Kim Birdsong had seen the fliers. The Monterey Rape Crisis Center needed volunteer advocates. It seemed straightforward enough: Become a certified sexual assault counselor through the center’s intensive 40-plus-hour course, commit to a weekly six-hour shift, and answer phone calls at home from people who call the hotline. Thirty other volunteers at the center do it regularly. It’s demanding and emotionally taxing, but that’s how it goes in the world of rape crisis centers nationwide: Take a deep breath and be a rock of support and a listener for someone in crisis who needs you, or get off the crisis line.
Birdsong took it a step further and joined the center’s Sexual Assault Response Team (SART)— specially trained nurses and advocates who accompany a sexual assault survivor to the hospital for a six-plus-hour SART exam.

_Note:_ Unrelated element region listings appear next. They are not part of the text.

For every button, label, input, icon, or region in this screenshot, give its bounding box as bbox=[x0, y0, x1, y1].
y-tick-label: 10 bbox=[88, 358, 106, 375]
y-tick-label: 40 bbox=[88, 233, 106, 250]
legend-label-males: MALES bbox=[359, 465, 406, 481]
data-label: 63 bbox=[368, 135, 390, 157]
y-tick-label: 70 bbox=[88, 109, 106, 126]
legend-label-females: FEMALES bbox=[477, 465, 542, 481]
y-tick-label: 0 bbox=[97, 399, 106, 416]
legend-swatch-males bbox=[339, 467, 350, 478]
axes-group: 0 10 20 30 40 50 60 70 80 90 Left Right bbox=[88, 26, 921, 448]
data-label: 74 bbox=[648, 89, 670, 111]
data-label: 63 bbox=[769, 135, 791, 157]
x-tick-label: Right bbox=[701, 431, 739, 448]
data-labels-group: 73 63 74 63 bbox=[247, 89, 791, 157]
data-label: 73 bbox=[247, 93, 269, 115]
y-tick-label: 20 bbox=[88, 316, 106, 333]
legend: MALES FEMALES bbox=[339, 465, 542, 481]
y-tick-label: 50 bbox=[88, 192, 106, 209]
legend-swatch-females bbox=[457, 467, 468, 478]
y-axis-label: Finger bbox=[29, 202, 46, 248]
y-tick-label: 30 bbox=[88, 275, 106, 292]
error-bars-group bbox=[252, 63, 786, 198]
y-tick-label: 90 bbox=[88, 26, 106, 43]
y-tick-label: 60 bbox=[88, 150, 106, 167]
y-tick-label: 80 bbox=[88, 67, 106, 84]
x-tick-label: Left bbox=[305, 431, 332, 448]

“By the time they get to the hospital, survivors are in the throes of trauma, and they need a safe place to land,” Birdsong says. “It takes so much courage for them just to be there. My role is just to be whatever support I can be and to offer whatever comfort I can: to believe them from the onset and to reinforce their experience and their emotional reality.”
Between the crisis line and her SART work, Birdsong is on call roughly 250 hours every month. In just the past six months, Birdsong has been out to the hospital with sexual assault survivors a staggering six times. It’s sobering even to MRCC’s veteran executive director, Clare Mounteer. “Kim’s absolutely phenomenal,” Mounteer says. “What she’s doing with survivors on a regular basis is mind-boggling.”
Birdsong has absolute respect for the role of the advocate and holds her duties in high regard. “When I’m there, I’m all about the survivor. I bring her a change of clothes, a toothbrush, and I arm her with information about what’s going to happen during the exam and why,” Birdsong says. “When a woman is assaulted, her power has been taken away from her. One of the best ways to begin to heal is to let her know she’s in control and has the right to say no to any part of the exam. I just feel like if a survivor is supported at the outset, the chance of healing and moving on and not having it be the defining thing in her life increases exponentially.”
Birdsong’s work— and, sadly, sexual assault— touches nearly every segment of society. She has accompanied a 4-year-old child through an exam, and held the hand of a single mother.
Still, Birdsong seems unfazed by her own heroism, and instead insists it’s her way to find sanity in a vortex of hate that silently perforates an entire civilization. “The objectification of women and the damage that’s done on that level is so prevalent and so insidious that I get pretty overwhelmed looking at that bigger picture,” she says. “I thought I could help by going directly to the source, so I did. And it is just extraordinarily rewarding to me to be supportive of humanity— of women.”